L'accès à l'espace est assuré par des moyens qui reposent, au plan civil, pour l'Europe, sur Ariane et, au plan militaire, pour la France, sur la technologie des missiles balistiques de notre programme nucléaire. L'exploitation des systèmes satellitaires, civils et militaires, représente une forte capacité stratégique, que ce soit pour la navigation, le renseignement ou la communication. Le projet de satellite géostationnaire d'observation GO-3S permet ainsi à l'Europe de rivaliser avec les États-Unis ou des puissances spatiales émergentes. De plus, en termes de surveillance de l'espace, la France et l'Allemagne disposent de moyens qui pourraient servir de base au développement d'une capacité européenne, notamment pour répondre au défi majeur que représentent les débris spatiaux et les risques de collision que ces débris font courir aux satellites en orbite. Prenons comme exemple le radar français GRAVES, visant la détection des objets en orbite basse.

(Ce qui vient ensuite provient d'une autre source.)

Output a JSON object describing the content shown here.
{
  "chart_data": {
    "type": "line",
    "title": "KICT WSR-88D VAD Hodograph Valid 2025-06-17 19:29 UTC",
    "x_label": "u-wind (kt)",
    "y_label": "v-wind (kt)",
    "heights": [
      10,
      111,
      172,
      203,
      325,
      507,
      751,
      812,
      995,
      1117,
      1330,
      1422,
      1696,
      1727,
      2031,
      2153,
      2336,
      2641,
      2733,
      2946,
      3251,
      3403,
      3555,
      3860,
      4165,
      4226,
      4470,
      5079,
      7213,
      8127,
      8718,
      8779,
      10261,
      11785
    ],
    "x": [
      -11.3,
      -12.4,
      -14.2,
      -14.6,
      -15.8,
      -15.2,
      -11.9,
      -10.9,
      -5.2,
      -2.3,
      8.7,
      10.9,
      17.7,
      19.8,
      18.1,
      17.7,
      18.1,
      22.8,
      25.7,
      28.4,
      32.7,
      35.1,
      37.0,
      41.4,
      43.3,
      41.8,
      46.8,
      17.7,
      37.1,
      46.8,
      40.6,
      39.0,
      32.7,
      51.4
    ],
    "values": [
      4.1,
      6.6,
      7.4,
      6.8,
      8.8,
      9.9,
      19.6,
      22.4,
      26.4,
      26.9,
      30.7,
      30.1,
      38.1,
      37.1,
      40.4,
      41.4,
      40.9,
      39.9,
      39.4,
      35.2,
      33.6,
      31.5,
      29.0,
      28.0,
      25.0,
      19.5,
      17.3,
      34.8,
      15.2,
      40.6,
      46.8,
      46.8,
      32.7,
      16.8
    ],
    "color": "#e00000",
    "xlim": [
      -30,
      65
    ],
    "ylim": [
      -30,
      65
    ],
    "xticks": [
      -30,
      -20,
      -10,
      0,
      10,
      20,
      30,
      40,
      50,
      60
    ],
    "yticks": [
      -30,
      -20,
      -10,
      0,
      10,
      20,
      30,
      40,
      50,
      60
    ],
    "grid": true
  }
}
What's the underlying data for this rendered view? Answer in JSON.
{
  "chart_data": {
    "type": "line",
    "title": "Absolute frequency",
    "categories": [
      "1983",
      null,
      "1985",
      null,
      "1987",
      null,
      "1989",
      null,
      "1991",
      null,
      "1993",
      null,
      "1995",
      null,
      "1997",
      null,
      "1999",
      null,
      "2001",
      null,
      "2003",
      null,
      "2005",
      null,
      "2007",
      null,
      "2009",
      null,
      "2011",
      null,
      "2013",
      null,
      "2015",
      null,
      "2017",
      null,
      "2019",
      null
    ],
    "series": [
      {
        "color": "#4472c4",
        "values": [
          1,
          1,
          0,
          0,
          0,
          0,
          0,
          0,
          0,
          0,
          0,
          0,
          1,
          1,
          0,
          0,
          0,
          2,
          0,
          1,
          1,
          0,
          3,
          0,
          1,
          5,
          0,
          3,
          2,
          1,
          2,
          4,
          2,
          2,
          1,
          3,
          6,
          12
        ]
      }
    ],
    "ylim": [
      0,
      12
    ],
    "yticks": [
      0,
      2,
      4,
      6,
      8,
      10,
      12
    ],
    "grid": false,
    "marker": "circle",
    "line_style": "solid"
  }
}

La loi de programmation militaire pour 2014-2019 prévoit la consolidation de cet outil.
L'industrie spatiale européenne, compétitive en termes de savoir-faire, contribue au développement socio-économique. En 2005, les régions Midi-Pyrénées et Aquitaine ont créé le pôle de compétitivité « Aerospace Valley », constituant ainsi le premier bassin d'emplois européens dans le domaine de l'aéronautique, de l'espace et des systèmes embarqués. Ce sont là 130 000 emplois industriels, 1 600 établissements, un tiers des effectifs aéronautiques français - dont plus de 50 % dans le domaine spatial -, 8 500 chercheurs, et deux des trois grandes écoles françaises aéronautiques et spatiales.
L'Europe peut relever le défi de son avenir spatial. Elle maintiendra sa crédibilité stratégique, dans l'espace comme ailleurs, si elle parvient à défendre son indépendance industrielle et technologique ; cette défense représente une condition sine qua non de la préservation de l'accès autonome à l'espace et, au-delà, des moyens de maîtrise du domaine spatial dont l'Europe dispose.
Mais je ne saurais conclure mon propos sans évoquer le groupe des parlementaires pour l'espace. Créé il y a vingt ans, ce groupe réunit des sénateurs, des députés et des eurodéputés français qui ont un intérêt et un engagement pour les questions spatiales, tant civiles que militaires. Compte tenu des dimensions à la fois stratégique, politique, technologique, économique, scientifique et sociale de la question spatiale, il est apparu essentiel que les assemblées parlementaires, en France et en Europe, se saisissent de cette question au sein de groupes de travail permanents, et qu'ils développent, entre eux et avec leurs partenaires, une véritable stratégie d'accompagnement des changements majeurs qui affectent le secteur.
Cette action s'inscrit au service d'une politique et d'une coopération spatiales ambitieuses. La création, en 1999, de la Conférence interparlementaire européenne sur l'espace, qui réunit aujourd'hui onze États membres de l'ASE, est le fruit de cette coopération européenne.